Closed Bug 720073 Opened 12 years ago Closed 11 years ago

Some tegras intermittently hit "program finished with exit code 80" while files are being unzipped for them

Categories

(Release Engineering :: General, defect, P3)

ARM
Android
defect

Tracking

(Not tracked)

RESOLVED WORKSFORME

People

(Reporter: philor, Unassigned)

References

Details

(Keywords: intermittent-failure, Whiteboard: [android_tier_1])

Attachments

(1 file)

Since I don't have any real mental picture of Tegras and foopies, I don't understand how this would be the case, but:

2011-01-02 - https://tbpl.mozilla.org/php/getParsedLog.php?id=8274016&tree=Firefox tegra-275 unzipping tests

2011-01-20 - https://tbpl.mozilla.org/php/getParsedLog.php?id=8712925&tree=Firefox tegra-275 unzipping tests

(There have been at least a couple more in between, but I either left them unstarred and can't find them now, or misstarred them while bulk-starring purple.)
Try, so... try, but https://tbpl.mozilla.org/php/getParsedLog.php?id=8745523&tree=Try is tegra-263 blowing up before it even got started unzipping.
https://tbpl.mozilla.org/php/getParsedLog.php?id=8747681&tree=Mozilla-Inbound - tegra-206
Summary: tegra-275 intermittently hits "program finished with exit code 80" while files are being unzipped for it → Some tegras intermittently hit "program finished with exit code 80" while files are being unzipped for them
From the unzip manpage:
              80     the user aborted unzip  prematurely  with  control-C  (or
                     similar)

So yes, wth indeed.
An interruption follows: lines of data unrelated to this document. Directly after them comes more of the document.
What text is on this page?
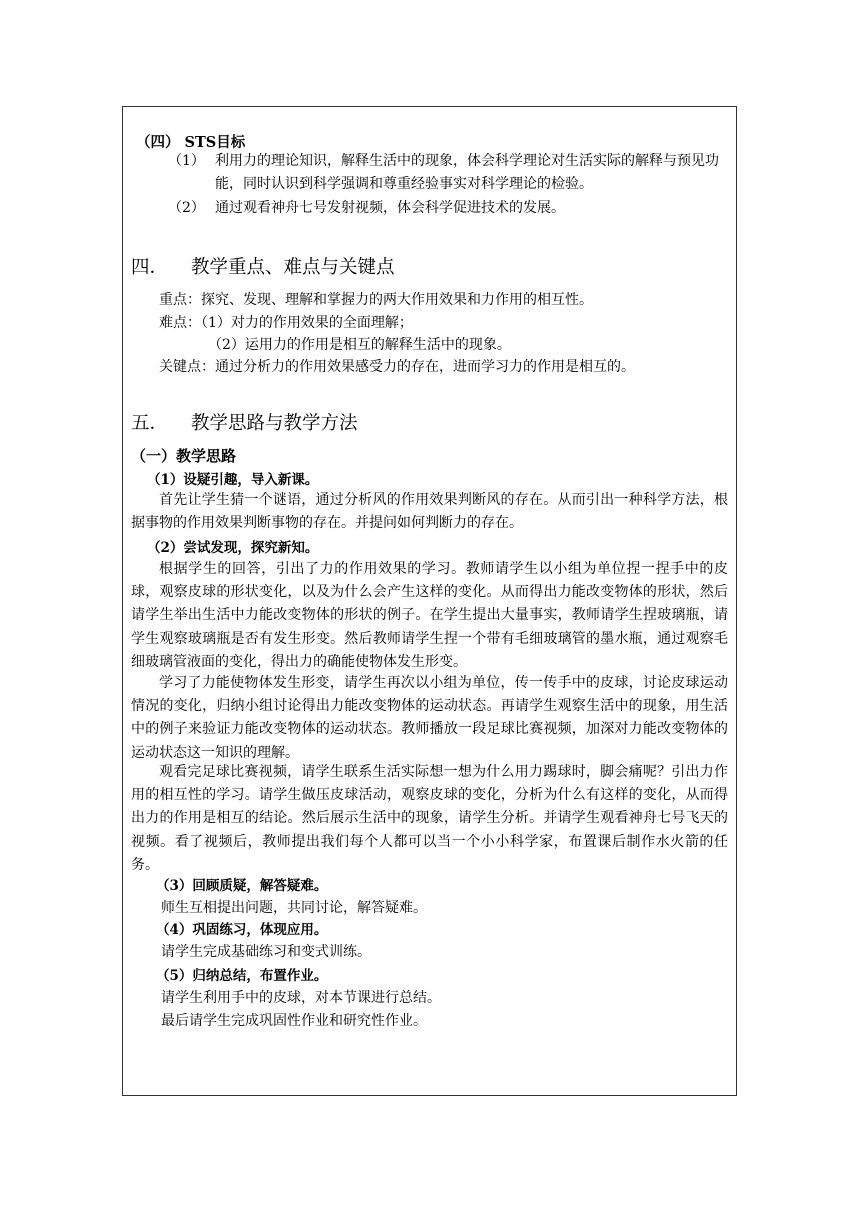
（四） STS目标
（1） 利用力的理论知识，解释生活中的现象，体会科学理论对生活实际的解释与预见功能，同时认识到科学强调和尊重经验事实对科学理论的检验。
（2） 通过观看神舟七号发射视频，体会科学促进技术的发展。
四． 教学重点、难点与关键点
重点：探究、发现、理解和掌握力的两大作用效果和力作用的相互性。
难点：（1）对力的作用效果的全面理解；
（2）运用力的作用是相互的解释生活中的现象。
关键点：通过分析力的作用效果感受力的存在，进而学习力的作用是相互的。
五． 教学思路与教学方法
（一）教学思路
（1）设疑引趣，导入新课。
首先让学生猜一个谜语，通过分析风的作用效果判断风的存在。从而引出一种科学方法，根据事物的作用效果判断事物的存在。并提问如何判断力的存在。
（2）尝试发现，探究新知。
根据学生的回答，引出了力的作用效果的学习。教师请学生以小组为单位捏一捏手中的皮球，观察皮球的形状变化，以及为什么会产生这样的变化。从而得出力能改变物体的形状，然后请学生举出生活中力能改变物体的形状的例子。在学生提出大量事实，教师请学生捏玻璃瓶，请学生观察玻璃瓶是否有发生形变。然后教师请学生捏一个带有毛细玻璃管的墨水瓶，通过观察毛细玻璃管液面的变化，得出力的确能使物体发生形变。
学习了力能使物体发生形变，请学生再次以小组为单位，传一传手中的皮球，讨论皮球运动情况的变化，归纳小组讨论得出力能改变物体的运动状态。再请学生观察生活中的现象，用生活中的例子来验证力能改变物体的运动状态。教师播放一段足球比赛视频，加深对力能改变物体的运动状态这一知识的理解。
观看完足球比赛视频，请学生联系生活实际想一想为什么用力踢球时，脚会痛呢？引出力作用的相互性的学习。请学生做压皮球活动，观察皮球的变化，分析为什么有这样的变化，从而得出力的作用是相互的结论。然后展示生活中的现象，请学生分析。并请学生观看神舟七号飞天的视频。看了视频后，教师提出我们每个人都可以当一个小小科学家，布置课后制作水火箭的任务。
（3）回顾质疑，解答疑难。
师生互相提出问题，共同讨论，解答疑难。
（4）巩固练习，体现应用。
请学生完成基础练习和变式训练。
（5）归纳总结，布置作业。
请学生利用手中的皮球，对本节课进行总结。
最后请学生完成巩固性作业和研究性作业。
These commands run on the foopy's, in daemonized processes so I don't see how that could be the case. Maybe something else is giving it a SIGINT for some reason?
Though, the fact that reboot step has the following output:
remoteFailed: [Failure instance: Traceback (failure with no frames): <class 'twisted.internet.error.ConnectionLost'>: Connection to the other side was lost in a non-clean fashion.
]
[Failure instance: Traceback (failure with no frames): <class 'twisted.internet.error.ConnectionLost'>: Connection to the other side was lost in a non-clean fashion.
]

Makes me think that the unzip error is a red herring.
Could well just be another symptom of the bug 711725 comment 14 thing I never did understand.
15:39 < bear> if the tegra rebooted and clientproxy doesn't see the proxy.flg file then it will kill buildbot and restart it when the tegra comes back
15:40 < nagios-sjc1> [21] tegra-268.build.mtv1:PING is CRITICAL: PING CRITICAL - Packet loss = 100%
15:42 < bear> bhearsum - in tegra-263's log I see "2012-01-23 00:54:21,907 WARNING MainProcess: Tegra rebooting, stopping buildslave"
15:42 < bear> so yea, the tegra died and cp stopped buildbot
15:43 < bhearsum|buildduty> ah
15:43 < bhearsum|buildduty> is there anything actionable there, or is simply something that's going to happen sometimes?
15:43 < bear> tegras do that
15:43 < bhearsum|buildduty> alright
15:44 < bear> with the caveat that if the same tegra does it a lot... then it needs some extra special lovin


Looks like it's something different. It's probably worthwhile adding this error to the RETRY list, what do you think Philor?
I just stared blankly at the explanation, but I'm fine with RETRY for anything that can possibly be retried :)
https://tbpl.mozilla.org/php/getParsedLog.php?id=8780771&tree=Mozilla-Inbound - tegra-263, so I think it at least qualifies for the extra special lovin', since it's half the instances I've seen.
I'll get us retrying this.
Assignee: nobody → bhearsum
Attachment #591875 - Flags: review?(bear) → review+
Comment on attachment 591875 [details] [diff] [review]
retry on return code 80 from unzip

Landed on the default branch.
Attachment #591875 - Flags: checked-in+
(In reply to Ben Hearsum [:bhearsum] from comment #15)
> Comment on attachment 591875 [details] [diff] [review]
> retry on return code 80 from unzip
> 
> Landed on the default branch.

I just deployed this to my master and |seamonkey-production|, then got a nice large e-mail dump of repeated errors here. Due to a paren mismatch, I took the liberty of landing the fix without review (since noone who can is awake on IRC right now).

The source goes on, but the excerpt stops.